Tuesday, August 4, 2009

Subway Stories 9: "Thanks, But I'm A Feminist"

I think we all know where this story's going. Johnny's standing on the 1 train, minding his own business, as always. The train stops at 50th Street and a rather mediocre-looking chick in her early twenties hops aboard. Fuck that—mediocre is far too generous. More like homely. Somehow, a nearby dude wearing a yarmulke felt otherwise. (Note how I didn't call it—in the words of Jon Stewart—a "Jew Beanie." *) He jumps out of his seat and insists she take it. What does she do? She responds coolly, "Thanks, but I'm a feminist."

Not quite the word that came to my mind.

Are you fucking kidding me, toots?

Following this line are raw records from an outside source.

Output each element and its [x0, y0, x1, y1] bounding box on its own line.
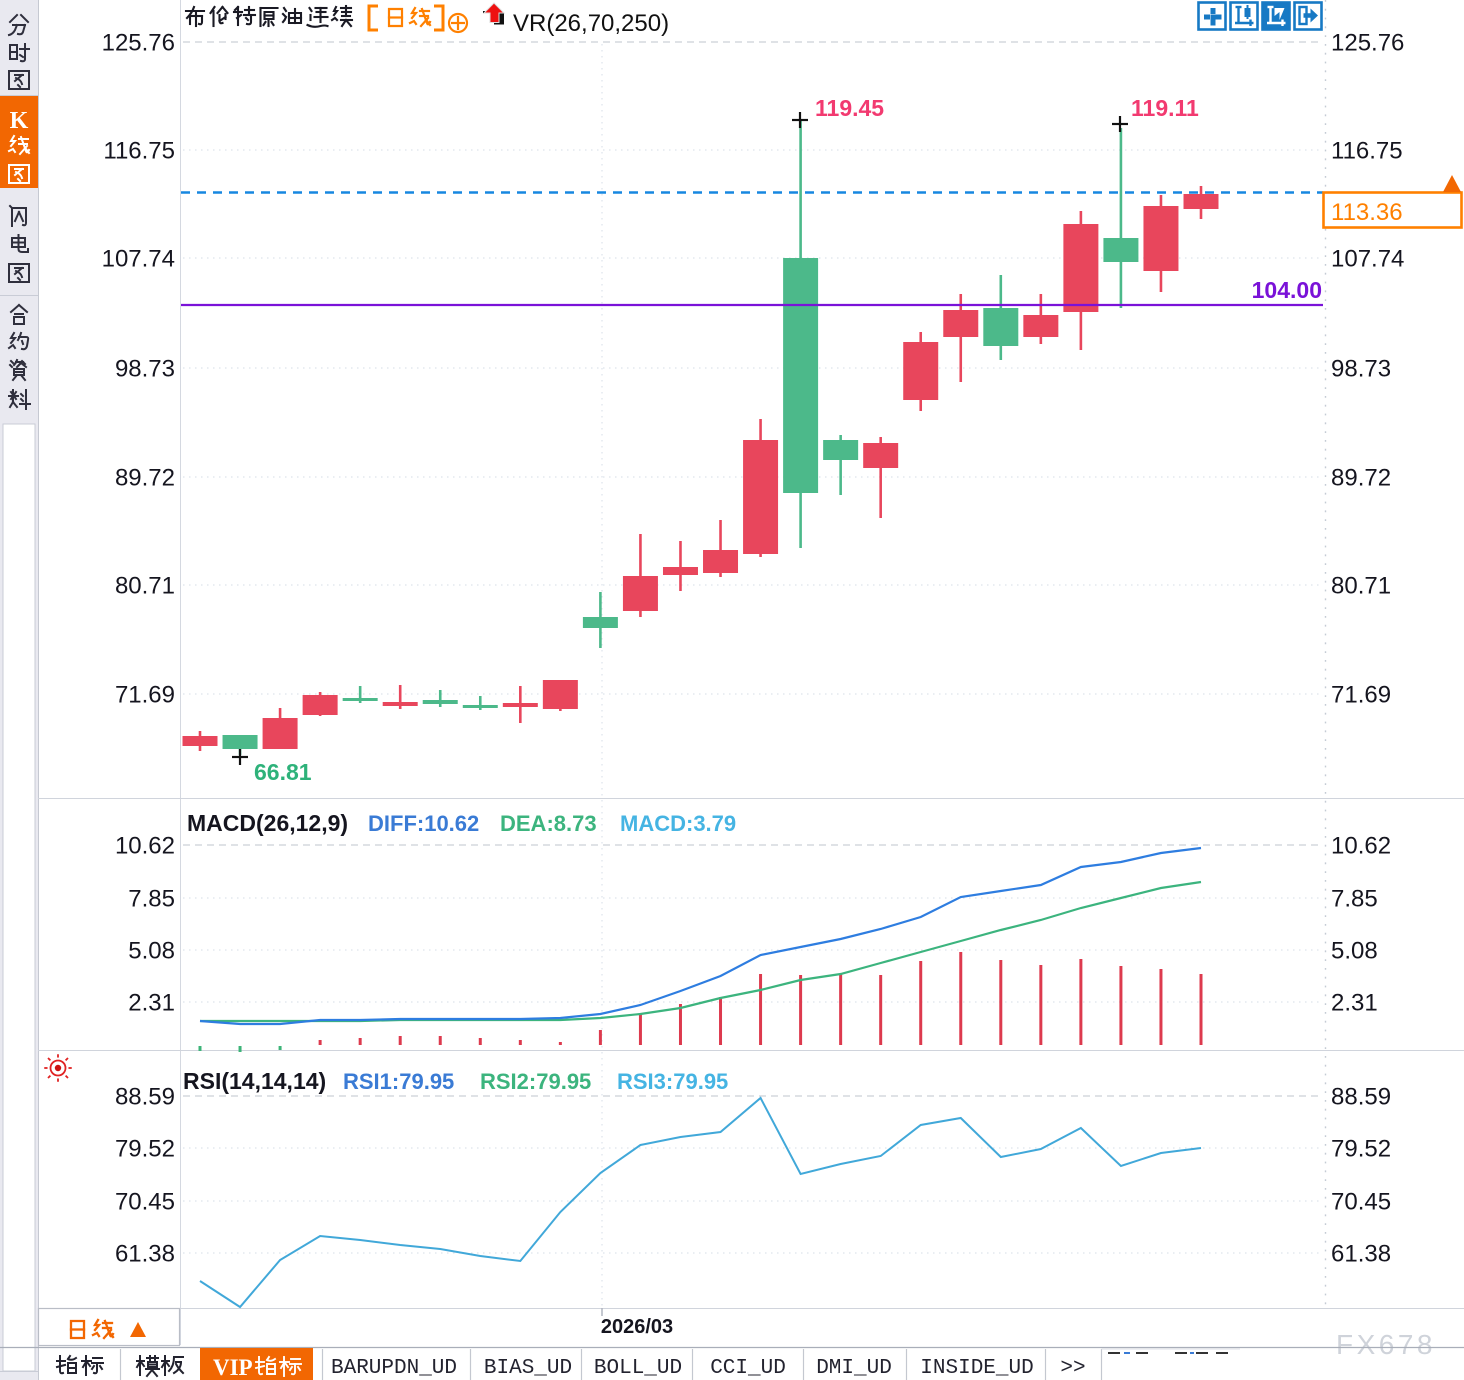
svg-text:61.38: 61.38: [1331, 1241, 1391, 1268]
svg-text:10.62: 10.62: [1331, 833, 1391, 860]
svg-text:VIP: VIP: [213, 1355, 253, 1380]
svg-text:80.71: 80.71: [1331, 573, 1391, 600]
svg-text:VR(26,70,250): VR(26,70,250): [513, 10, 669, 37]
svg-text:>>: >>: [1060, 1357, 1085, 1380]
svg-text:RSI2:79.95: RSI2:79.95: [480, 1069, 591, 1094]
svg-text:7.85: 7.85: [1331, 886, 1378, 913]
svg-text:79.52: 79.52: [115, 1136, 175, 1163]
svg-text:98.73: 98.73: [115, 356, 175, 383]
svg-text:116.75: 116.75: [1331, 138, 1403, 165]
svg-text:FX678: FX678: [1336, 1329, 1436, 1360]
svg-text:2.31: 2.31: [1331, 990, 1378, 1017]
svg-text:INSIDE_UD: INSIDE_UD: [920, 1357, 1033, 1380]
svg-text:107.74: 107.74: [102, 246, 175, 273]
svg-text:125.76: 125.76: [102, 30, 175, 57]
svg-text:80.71: 80.71: [115, 573, 175, 600]
svg-text:89.72: 89.72: [115, 465, 175, 492]
svg-text:71.69: 71.69: [115, 682, 175, 709]
svg-text:RSI(14,14,14): RSI(14,14,14): [183, 1068, 326, 1094]
svg-text:CCI_UD: CCI_UD: [710, 1357, 786, 1380]
svg-text:DIFF:10.62: DIFF:10.62: [368, 811, 479, 836]
svg-text:119.45: 119.45: [815, 95, 884, 121]
svg-text:MACD:3.79: MACD:3.79: [620, 811, 736, 836]
svg-text:BARUPDN_UD: BARUPDN_UD: [331, 1357, 457, 1380]
svg-text:5.08: 5.08: [128, 938, 175, 965]
svg-text:DEA:8.73: DEA:8.73: [500, 811, 597, 836]
svg-text:89.72: 89.72: [1331, 465, 1391, 492]
svg-text:10.62: 10.62: [115, 833, 175, 860]
svg-text:88.59: 88.59: [115, 1084, 175, 1111]
svg-text:5.08: 5.08: [1331, 938, 1378, 965]
svg-text:66.81: 66.81: [254, 759, 312, 785]
svg-text:K: K: [10, 108, 29, 134]
svg-text:RSI1:79.95: RSI1:79.95: [343, 1069, 454, 1094]
svg-text:2.31: 2.31: [128, 990, 175, 1017]
svg-text:BOLL_UD: BOLL_UD: [594, 1357, 682, 1380]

First of all, you're not a feminist. You're an unattractive chick who "became" a feminist after your sophomore year at Wellesley when you caught your boyfriend from B.U. banging your hot roommate, Rachel. Secondly, if you had a body like Rachel you, too, would be banging guys left and right. Thirdly, you're a total bitch to call out Jew Beani--I mean, Yarmulke Boy like that in front of everyone on the train. A simple "no thanks" would've sufficed. No one was asking for your life story. Fourthly, I'm a bitch for taking the seat that was offered to you.

After all, Johnny ain't no feminist.

* If it sounds like I'm looking for a pat on the back...that's because I am. You might find this hard to believe, but Johnny once got thrown out of a Bar Mitzvah (Ravi Nessman, Temple Beth Tikvah, 4/26/86) for playing yarmulke frisbee—shit, could those things fly!—with a fellow disrespectful Gentile.